I have an oddball sized tank with a height restriction in my basement that serves as my frag tank. Its 33 L x 18 Wide x only 10" deep. I have a crappy 6 bulb T5 over it now that works just fine but since 6 new bulbs will be approx 240.00 I wonder if its time to buy an LED 

I do have a AI 52 non HD that is a few years old, I use that in my sump just for fun to see what kind of color I can get on selected frags but I cannot hang it high enough to get an even spread of light over the tank. The corals sit about 8" from the surface so penetration is not a problem, its getting something to spread wide in a very short distance. I have an air duct directly above the tank that cannot be easily moved. The air duct limits me to 10" of height from surface to fixture

Anyone out there with real world experience that can help me out in what to buy?
Please don't say to Radions, LOL I don't have that budget


----------



## tom g (Jul 8, 2009)

*light*

can u angle the light on the side facing the top of the tank . so u are away from the duct work ...


----------



## Flagswipe (Jul 10, 2012)

tom g said:


> can u angle the light on the side facing the top of the tank . so u are away from the duct work ...

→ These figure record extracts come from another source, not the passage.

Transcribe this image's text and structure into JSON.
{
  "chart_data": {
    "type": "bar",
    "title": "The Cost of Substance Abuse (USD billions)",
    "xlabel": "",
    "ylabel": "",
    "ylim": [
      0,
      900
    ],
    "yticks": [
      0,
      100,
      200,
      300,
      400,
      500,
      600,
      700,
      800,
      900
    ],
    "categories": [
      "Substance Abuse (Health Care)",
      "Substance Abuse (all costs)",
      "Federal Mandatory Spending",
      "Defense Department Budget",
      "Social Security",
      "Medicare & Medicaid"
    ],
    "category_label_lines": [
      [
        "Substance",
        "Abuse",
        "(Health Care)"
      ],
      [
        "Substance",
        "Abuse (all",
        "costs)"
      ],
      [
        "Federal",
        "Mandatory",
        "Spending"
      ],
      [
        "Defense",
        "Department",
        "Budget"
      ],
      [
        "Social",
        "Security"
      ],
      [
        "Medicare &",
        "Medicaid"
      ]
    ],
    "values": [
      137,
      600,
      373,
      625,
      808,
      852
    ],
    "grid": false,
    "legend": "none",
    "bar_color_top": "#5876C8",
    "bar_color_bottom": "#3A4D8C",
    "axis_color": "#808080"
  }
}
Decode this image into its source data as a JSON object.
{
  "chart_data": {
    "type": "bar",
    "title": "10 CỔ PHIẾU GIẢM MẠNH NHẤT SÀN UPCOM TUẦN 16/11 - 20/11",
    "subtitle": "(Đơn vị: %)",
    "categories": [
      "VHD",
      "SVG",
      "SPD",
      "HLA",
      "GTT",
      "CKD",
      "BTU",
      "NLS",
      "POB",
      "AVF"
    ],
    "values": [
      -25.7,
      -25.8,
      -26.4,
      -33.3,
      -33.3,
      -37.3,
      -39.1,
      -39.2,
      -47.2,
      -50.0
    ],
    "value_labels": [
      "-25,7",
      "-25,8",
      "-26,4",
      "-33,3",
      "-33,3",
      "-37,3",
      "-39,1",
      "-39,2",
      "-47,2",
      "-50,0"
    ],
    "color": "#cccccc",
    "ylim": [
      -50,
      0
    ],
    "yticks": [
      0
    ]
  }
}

Its possible but hoping I don't have to do that
Im looking at the Kessil AP700. Pretty sure it would work but its an expensive experiment if it doesn't work


----------



## darkangel66n (May 15, 2013)

I think this would work for you: https://sbreeflights.com/sbox-reef-lights/13-sbox-30-basic-3-channel.html . I have two of them and love them. You can adjust the leg height to whatever you need. They are great lights and grow anything you want.


----------



## Flagswipe (Jul 10, 2012)

darkangel66n said:


> I think this would work for you: https://sbreeflights.com/sbox-reef-lights/13-sbox-30-basic-3-channel.html . I have two of them and love them. You can adjust the leg height to whatever you need. They are great lights and grow anything you want.


will look at those, thanks


----------